Neuromorphic electronics

Sustainable electronics based on the human brain

What can we learn from our brains? Research has shown, for example, that our brains work much more efficiently than computers in many everyday tasks. By processing information in the same way as our brain, computer chips can use less energy. Scientists at the Center for Brain-Inspired NanoSystems (BRAINS) are working on electronics that are based on the way our brain works.

An example: you take a nice picture of your dog. The software on your phone 'sees' and recognises it as a dog. Before the software can distinguish dogs from other animals and objects, it has to be calibrated with tens of thousands of sample dog photos. This process is called machine-learning. This learning process takes a lot of time but, above all, a lot of energy. Even though the software only has to be tuned once, recognising your dog (the so-called 'inference' step) continues to take a lot of energy, because it still requires many calculation steps with a large claim on the device’s memory. In today's computers, the execution of these calculation steps, as well as the memory, are physically separated. The constant exchange of information between the memory and the processor slows down and is energy-inefficient.

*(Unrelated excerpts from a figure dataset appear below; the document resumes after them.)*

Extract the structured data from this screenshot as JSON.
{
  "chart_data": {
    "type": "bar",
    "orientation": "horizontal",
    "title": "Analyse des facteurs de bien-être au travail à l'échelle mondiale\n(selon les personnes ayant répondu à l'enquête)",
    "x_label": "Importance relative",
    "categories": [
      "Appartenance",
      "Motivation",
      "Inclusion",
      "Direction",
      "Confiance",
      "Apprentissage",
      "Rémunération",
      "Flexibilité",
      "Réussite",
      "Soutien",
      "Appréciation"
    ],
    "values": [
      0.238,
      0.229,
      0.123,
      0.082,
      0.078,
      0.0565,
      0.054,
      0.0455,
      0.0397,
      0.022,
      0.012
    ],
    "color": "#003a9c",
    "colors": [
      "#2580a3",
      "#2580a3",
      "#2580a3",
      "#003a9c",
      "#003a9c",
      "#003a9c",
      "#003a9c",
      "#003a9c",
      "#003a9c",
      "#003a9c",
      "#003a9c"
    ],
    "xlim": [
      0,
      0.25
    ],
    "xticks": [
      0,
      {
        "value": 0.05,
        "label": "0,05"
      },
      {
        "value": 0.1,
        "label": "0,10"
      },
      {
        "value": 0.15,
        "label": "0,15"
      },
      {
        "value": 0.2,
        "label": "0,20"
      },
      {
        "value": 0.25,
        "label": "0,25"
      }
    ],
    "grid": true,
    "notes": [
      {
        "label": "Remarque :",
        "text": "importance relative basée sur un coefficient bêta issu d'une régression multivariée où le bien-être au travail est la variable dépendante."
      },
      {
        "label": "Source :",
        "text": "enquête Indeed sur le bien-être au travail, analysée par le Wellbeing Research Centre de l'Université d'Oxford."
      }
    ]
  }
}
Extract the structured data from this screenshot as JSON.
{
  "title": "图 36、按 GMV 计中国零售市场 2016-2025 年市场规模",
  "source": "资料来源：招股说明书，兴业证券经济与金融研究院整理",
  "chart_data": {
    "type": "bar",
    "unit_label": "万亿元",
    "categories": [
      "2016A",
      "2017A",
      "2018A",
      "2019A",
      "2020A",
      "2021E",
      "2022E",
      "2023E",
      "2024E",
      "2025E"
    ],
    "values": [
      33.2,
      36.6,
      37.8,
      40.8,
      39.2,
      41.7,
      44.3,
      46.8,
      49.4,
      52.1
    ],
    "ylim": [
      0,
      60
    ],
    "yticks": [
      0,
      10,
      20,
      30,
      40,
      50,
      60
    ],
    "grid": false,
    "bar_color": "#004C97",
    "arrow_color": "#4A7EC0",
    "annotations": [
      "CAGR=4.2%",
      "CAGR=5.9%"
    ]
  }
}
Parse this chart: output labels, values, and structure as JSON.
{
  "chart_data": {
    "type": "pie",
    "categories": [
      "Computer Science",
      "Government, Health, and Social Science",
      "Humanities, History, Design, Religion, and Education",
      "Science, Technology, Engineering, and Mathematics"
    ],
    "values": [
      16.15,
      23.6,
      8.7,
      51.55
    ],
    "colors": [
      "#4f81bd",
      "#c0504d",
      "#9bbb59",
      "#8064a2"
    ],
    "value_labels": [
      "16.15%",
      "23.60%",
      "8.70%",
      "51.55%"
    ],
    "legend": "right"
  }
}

In the brain, however, information is processed and stored in the same place, which is in a communicating network of nerve cells (neurons). This makes recognising your dog a piece of cake for your brain. 

The brain as inspiration for electronics

The current generation of computers consumes a lot of energy. Within BRAINS, we are working on electronics that are based on the way our brains work. Scientists are working on completely new building blocks, consisting of materials that can behave like networks of neurons in our brain. The human brain as a source of inspiration not only makes for 'smarter' and more powerful computers but also, for example, for data centres that require a lot less energy.